Clinical Pathology (15 credits)
The majority of staff that contribute to the module are employees of the University Hospital of North Staffordshire (UHNS). Students will benefit from lectures and expertise in Clinical Diagnostic Pathology, Pharmacology, Biochemistry, Genetics and Inflammatory Diseases. Students will gain an insight into how patients are managed, from their very first presentation at the UHNS, from the perspective of diagnosis and treatment. The course will cover both standardised testing options and the development of new diagnostic procedures with a particular emphasis on genetic and epigenetic aspects of disease. Students will also gain an appreciation of the cost benefit of particular routes for diagnosis and treatment and the importance of identifying false positive and false negative results. Finally, the students will have the opportunity to perform their own extensive literature review of a disease-related topic that is not covered by the lectures on the course.
Case Studies in Biomedical Science (15 credits)

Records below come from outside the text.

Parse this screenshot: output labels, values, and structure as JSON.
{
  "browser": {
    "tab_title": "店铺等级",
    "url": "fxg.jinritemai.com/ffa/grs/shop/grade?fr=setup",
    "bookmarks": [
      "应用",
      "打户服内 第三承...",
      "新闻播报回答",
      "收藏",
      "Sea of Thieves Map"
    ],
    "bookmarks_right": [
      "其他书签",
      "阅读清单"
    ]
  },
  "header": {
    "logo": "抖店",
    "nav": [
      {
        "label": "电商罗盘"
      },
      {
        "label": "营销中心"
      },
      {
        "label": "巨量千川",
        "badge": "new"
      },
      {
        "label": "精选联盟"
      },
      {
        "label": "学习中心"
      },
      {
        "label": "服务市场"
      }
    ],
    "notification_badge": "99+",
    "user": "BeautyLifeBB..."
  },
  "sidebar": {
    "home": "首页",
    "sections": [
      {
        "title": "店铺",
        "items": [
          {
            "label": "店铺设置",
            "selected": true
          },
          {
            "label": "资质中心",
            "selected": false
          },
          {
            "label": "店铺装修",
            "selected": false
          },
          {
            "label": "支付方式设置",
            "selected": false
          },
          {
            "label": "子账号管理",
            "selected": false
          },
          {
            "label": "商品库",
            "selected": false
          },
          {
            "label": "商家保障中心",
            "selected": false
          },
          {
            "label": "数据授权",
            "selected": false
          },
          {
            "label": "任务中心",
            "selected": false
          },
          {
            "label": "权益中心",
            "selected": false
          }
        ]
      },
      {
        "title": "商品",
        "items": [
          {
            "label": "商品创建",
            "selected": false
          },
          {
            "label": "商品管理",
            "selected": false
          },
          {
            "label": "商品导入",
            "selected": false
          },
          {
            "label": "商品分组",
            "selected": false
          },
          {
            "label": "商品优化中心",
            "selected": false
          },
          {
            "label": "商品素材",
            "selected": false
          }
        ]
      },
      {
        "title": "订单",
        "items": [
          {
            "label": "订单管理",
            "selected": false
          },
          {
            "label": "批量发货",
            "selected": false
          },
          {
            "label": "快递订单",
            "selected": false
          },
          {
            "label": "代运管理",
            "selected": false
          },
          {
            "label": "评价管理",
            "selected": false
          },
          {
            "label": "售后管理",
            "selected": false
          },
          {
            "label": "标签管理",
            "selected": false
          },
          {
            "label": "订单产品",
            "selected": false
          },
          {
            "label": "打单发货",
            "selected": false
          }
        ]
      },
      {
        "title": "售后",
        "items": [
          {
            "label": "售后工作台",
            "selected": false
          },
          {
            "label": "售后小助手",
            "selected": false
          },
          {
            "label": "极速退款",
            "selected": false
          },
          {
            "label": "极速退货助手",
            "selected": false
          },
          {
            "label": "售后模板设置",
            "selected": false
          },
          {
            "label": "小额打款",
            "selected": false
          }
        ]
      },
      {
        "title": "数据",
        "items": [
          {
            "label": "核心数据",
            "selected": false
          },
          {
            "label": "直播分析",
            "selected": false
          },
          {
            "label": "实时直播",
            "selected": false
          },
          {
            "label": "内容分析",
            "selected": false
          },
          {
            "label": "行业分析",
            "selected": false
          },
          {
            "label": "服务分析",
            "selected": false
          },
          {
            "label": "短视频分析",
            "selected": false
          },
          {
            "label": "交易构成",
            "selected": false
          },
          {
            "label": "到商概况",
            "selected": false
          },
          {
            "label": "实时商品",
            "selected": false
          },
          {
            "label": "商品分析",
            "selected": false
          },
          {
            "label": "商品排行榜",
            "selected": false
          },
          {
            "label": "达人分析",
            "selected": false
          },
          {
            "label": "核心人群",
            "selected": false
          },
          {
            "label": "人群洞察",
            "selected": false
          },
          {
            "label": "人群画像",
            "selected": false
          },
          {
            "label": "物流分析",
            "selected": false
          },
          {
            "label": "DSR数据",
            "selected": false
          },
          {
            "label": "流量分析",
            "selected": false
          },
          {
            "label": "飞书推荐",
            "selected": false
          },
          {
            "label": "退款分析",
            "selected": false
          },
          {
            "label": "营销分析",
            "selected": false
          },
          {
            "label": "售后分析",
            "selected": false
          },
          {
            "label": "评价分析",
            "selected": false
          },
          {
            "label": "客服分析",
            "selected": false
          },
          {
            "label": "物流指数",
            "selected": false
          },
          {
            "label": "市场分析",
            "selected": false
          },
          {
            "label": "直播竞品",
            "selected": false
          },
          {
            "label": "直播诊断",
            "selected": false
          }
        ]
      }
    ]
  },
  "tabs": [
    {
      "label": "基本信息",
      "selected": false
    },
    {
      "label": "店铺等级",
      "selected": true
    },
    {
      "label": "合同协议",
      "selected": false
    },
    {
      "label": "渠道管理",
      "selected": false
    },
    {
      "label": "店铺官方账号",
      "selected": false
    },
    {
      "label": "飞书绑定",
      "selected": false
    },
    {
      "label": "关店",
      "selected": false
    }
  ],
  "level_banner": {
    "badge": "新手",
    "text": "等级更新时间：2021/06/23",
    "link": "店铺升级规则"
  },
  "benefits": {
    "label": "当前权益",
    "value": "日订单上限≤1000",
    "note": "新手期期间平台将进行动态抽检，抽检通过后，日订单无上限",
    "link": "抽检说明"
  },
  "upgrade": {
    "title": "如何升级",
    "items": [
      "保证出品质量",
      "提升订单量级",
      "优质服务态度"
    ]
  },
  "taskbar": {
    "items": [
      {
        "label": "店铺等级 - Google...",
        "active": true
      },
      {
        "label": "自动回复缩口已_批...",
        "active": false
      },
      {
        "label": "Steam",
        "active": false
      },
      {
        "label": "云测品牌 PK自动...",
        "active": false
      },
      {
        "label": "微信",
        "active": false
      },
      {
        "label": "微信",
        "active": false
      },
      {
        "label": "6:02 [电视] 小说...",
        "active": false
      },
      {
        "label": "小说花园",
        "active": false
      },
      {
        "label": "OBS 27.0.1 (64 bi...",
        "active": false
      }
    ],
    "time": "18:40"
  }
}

This module aims to give you an understanding of the UK health trends and the factors that affect these trends. Through clinical case studies and small group tutorials, you will explore why the UK has some of the highest incidences of certain diseases and conditions in Europe and consider what factors contribute to making them some of the most common and/or rising health problems faced by this country. This will include understanding the relevant socioeconomic factors as well as understanding the bioscience of the disease process and its diagnosis and management. You will also focus on what is being done by Government and the NHS to tackle these major health problems.
English for Academic Purposes (EAP)
For non-native English speakers if required
Teaching and assessment
In addition to the lecture courses and tutorials, problem based learning (PBL) using clinical scenarios is used for at least one module.
Students will also be given the opportunity to undertake an independent non-experimental research project, supervised and supported by a member of staff. Web-based learning using the University’s virtual learning environment (KLE) is also used to give students easy access to a wide range of resources and research tools, and as a platform for online discussions and quizzes. Students will be given many opportunities to become familiar with word processing, spreadsheets and graphics software as well as computer-based routes to access scientific literature.
All modules are assessed within the semester in which they are taught. Most contain elements of both ‘in-course’ assessment (in the form of laboratory reports, essays, posters) and formal examination, although some are examined by ‘in-course’ assessment alone.
Apart from additional costs for text books, inter-library loans and potential overdue library fines we do not anticipate any additional costs for this post graduate programme.